Aim 1 will determine the effect of TBI on leukocyte-endothelial interactions and vascular function in atherosclerotic-prone mice.These endpoints will shed light on mechanisms related to the increased vascular risk associated with TBI.
Aim 2 will explore mechanism(s) by which TBI promotes atherosclerosis by characterizing inflammatory responses, measuring catecholamines, and testing effects of adrenergic antagonists on vascular endpoints.
Aim 3 will determine the role of downstream mediators, p-selecting glyocoprotein ligand-1, interleukin-1 receptor, and neutrophil extracellular traps (NETs) on myeloid activation and atherosclerosis induced by TBI, as these factors could serve as therapeutic targets.

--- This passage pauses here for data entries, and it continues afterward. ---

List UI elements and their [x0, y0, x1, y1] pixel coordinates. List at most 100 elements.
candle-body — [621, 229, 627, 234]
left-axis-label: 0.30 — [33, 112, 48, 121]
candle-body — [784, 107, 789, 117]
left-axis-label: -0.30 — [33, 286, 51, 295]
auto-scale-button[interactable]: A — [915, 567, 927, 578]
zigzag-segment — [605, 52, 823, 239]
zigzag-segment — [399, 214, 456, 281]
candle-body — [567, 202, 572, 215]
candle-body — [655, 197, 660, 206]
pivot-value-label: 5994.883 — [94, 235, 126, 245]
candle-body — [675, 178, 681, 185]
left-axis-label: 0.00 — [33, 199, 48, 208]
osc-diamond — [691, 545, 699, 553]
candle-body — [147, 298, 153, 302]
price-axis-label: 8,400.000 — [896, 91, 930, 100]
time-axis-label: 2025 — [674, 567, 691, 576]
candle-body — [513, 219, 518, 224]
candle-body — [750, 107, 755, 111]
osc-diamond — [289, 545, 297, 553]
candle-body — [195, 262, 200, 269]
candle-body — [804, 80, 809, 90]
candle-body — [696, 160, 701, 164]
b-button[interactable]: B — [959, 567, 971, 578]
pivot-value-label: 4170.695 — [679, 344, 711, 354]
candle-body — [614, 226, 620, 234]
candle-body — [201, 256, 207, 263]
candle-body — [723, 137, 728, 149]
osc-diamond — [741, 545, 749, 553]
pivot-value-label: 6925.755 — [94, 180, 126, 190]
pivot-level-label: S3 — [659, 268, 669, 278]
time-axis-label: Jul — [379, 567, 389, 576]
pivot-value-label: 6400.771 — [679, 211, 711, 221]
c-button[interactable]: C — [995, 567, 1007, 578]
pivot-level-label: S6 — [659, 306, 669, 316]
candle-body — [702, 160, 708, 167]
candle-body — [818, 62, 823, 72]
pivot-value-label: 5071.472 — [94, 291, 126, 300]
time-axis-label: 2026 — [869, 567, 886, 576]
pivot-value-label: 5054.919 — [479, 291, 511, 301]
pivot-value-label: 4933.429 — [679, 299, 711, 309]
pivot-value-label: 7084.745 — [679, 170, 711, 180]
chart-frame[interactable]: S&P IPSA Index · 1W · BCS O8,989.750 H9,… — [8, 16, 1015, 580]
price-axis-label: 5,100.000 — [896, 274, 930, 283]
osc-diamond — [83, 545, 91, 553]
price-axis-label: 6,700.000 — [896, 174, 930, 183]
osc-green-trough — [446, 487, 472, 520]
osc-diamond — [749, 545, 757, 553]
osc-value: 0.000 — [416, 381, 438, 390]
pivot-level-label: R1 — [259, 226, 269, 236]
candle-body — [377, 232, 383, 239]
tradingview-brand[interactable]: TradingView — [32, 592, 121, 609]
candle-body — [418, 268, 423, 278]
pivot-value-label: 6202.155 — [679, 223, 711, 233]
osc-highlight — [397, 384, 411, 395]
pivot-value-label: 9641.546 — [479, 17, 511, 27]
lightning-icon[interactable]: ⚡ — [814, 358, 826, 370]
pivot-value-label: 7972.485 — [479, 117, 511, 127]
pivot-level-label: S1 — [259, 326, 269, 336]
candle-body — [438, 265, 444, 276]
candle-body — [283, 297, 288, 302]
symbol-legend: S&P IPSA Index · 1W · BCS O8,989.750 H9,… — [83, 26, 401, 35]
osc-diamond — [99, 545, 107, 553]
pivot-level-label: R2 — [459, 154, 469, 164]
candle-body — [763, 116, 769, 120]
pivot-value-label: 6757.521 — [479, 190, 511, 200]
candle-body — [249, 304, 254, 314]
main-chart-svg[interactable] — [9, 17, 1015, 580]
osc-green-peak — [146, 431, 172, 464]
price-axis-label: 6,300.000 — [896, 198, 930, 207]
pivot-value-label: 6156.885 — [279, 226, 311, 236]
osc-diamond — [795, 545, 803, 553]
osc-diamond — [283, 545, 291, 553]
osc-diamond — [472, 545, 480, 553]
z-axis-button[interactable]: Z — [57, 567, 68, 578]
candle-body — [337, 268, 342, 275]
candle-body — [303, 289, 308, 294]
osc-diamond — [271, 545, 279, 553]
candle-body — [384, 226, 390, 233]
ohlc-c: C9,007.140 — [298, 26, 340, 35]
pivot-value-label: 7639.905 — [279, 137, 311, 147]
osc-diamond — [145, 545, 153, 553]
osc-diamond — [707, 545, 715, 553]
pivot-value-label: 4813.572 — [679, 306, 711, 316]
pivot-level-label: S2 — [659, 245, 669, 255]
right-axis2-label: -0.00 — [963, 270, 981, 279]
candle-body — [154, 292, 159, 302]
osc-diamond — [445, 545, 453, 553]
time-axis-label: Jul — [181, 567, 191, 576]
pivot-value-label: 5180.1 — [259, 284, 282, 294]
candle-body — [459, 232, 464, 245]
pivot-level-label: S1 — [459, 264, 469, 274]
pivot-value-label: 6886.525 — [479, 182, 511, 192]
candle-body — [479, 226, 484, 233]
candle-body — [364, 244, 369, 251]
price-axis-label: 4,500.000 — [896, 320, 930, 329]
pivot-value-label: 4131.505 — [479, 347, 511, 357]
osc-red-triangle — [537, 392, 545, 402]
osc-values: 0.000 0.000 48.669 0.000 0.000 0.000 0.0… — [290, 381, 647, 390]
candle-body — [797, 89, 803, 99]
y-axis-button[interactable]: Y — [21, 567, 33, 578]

Traumatic brain injury (TBI) is a common cause of morbidity in the veteran population. According to the NIH Consensus Development Panel on Rehabilitation of Persons with TBI, an estimated 2.5-6.5 million Americans live with TBI-related disabilities. The long term consequences of TBI may extend beyond the associated neuro- cognitive deficits as recent studies have indicated that the risk of cardiovascular mortality is markedly increased in subjects with a history of TBI. This mortality risk is associated with increased plaque build-up in the arteries suggesting that TBI promotes atherosclerosis. However, the causal relationship between TBI and vascular disease is not clear. If there is a causal relationship between TBI and vascular disease, this will have immediate implications for preventive therapies. The goal of this proposal is to validate the causal relationship and mechanisms involved in vascular disease associated with TBI. Potential therapies will also be tested. Results of these studies may lead to novel strategies to reduce vascular events in subjects with TBI.